A team of Italian, Swedish, Russian and German astrophysicists, shifting through volumes of data, have discovered that there is a faint, disperse ring of anti-matter particles around the Earth. These particles, whose existence to me raises many questions by its confirmation, like: were they trapped by the strong magnetic fields whose lines of influence extend many thousands of kilometers beyond the atmosphere, are some cosmological readings, anomalies really the ghostly scintillations of anti-matter and normal matter meeting (e.g., the dark matter and dark energy conundrum or the Doppler shift or a hatful of universal constants), or even should it be more risky to attempt to break free of the mundane sphere than it seems to be, are apparently suspended within the van Allen radiation belts, which by virtue of scale make an ideal trap to keep at least some of the anti-particles from interacting with their everyday nemesi.  How neat and exciting!  On the practical side, researchers are now hailing the magnetosphere as a potential source of fuel for the next generation of space craft, carefully harvesting this volatile Bizarro substance, although the boundary between space and sky has always been known as an explosive and rich source of potential energy with cosmic rays in constant volley, if we were only smart enough to tap into it.

debenture or sweet lorraine

German and French senior leadership have been holding a series of coy summits in order bring some resolution to the sovereign debt crisis across the Eurozone, whose uncertainty has strained the economy globally--coupled with America's insolvency. One crisis is always serviceable to distract from the other, but I suppose that Germany was incited to action by reports out of Wiesbaden (Das Hauptsitz des Statistische Bundesamt) that the Wirtschaftswunder driving the markets of Europe had stagnated of late. Proposals of introducing Eurobonds, shares in public debt that have an equalizing effect on the interest-rates that states would incur for issuing more debt--Germany and France and other fiscally sound countries would share the same burden as Italy, Spain, Greece and Portugal, were roundly rejected, though some say it is a quick and effective fix for the euro, because Germany and France argue that such an institution is not conducive to economic integration at the onset but rather during the culmination. Level-growth for Germany and Europe is not as reassuring as unbridled progress, however, sustainment is nothing to be ashamed of. Besides, the level of confidence of Germany's customers, trade-partners determine who's buying what and makes up at least half the indicators of an exporters' financial health.
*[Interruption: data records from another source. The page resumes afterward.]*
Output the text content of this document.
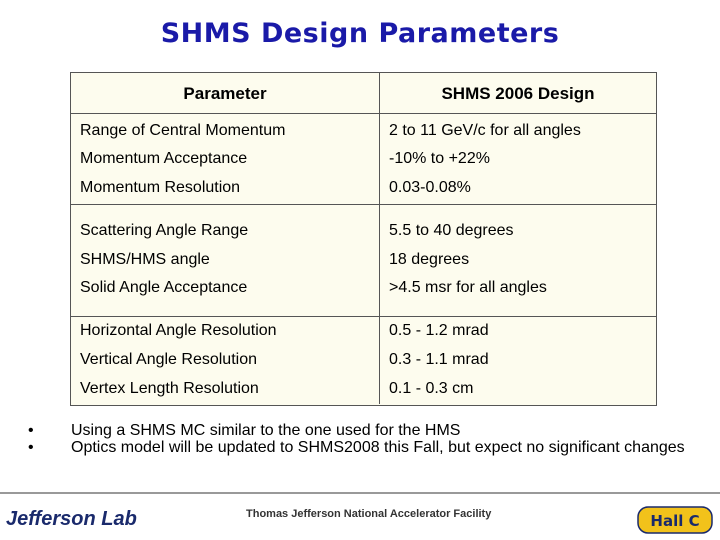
SHMS Design Parameters
Parameter	SHMS 2006 Design
Range of Central Momentum	2 to 11 GeV/c for all angles
Momentum Acceptance	-10% to +22%
Momentum Resolution	0.03-0.08%
Scattering Angle Range	5.5 to 40 degrees
SHMS/HMS angle	18 degrees
Solid Angle Acceptance	>4.5 msr for all angles
Horizontal Angle Resolution	0.5 - 1.2 mrad
Vertical Angle Resolution	0.3 - 1.1 mrad
Vertex Length Resolution	0.1 - 0.3 cm
• Using a SHMS MC similar to the one used for the HMS
• Optics model will be updated to SHMS2008 this Fall, but expect no significant changes
Jefferson Lab	Thomas Jefferson National Accelerator Facility	Hall C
Debt management certainly cannot go unaddressed, but no radical changes are being touted: rather than a "collective government," they are espousing a shared-governance under the established European Union legislative and executive frameworks with more time devoted to consensus building on tax-collection, trade- and market-regulation, and management of pensions. Maintaining a common-currency that does not impose common economic policies is a challenge--essential for allowing individual state to keep their national character.
What is rumoured to be a significant topic of discussion, however, is the proposed financial transaction tax. How this will develop is complete speculation but it is not double-taxation or something to impede free-trade, rather, if it does glean something off the top from the frenetic activity of stock-brokers, it might prove to be a positive thing. For those who buy and sell but never hold a commodity for longer than a few seconds, maybe a market-tax might induce some stability and thinking beyond the horizon. Trades have been relinquished to computer algorithms that cause these wild variations from one minute to the next, especially on the US market--some brokerages are using computer-routines that spurs volume ever faster by considering the limits of the speed-of-light down a wire and adjust to make the way shorter. Taxing the blatant opportunists is not sour-grapes, but perhaps a way to tame markets and closer align stock-exchanges with the real economy.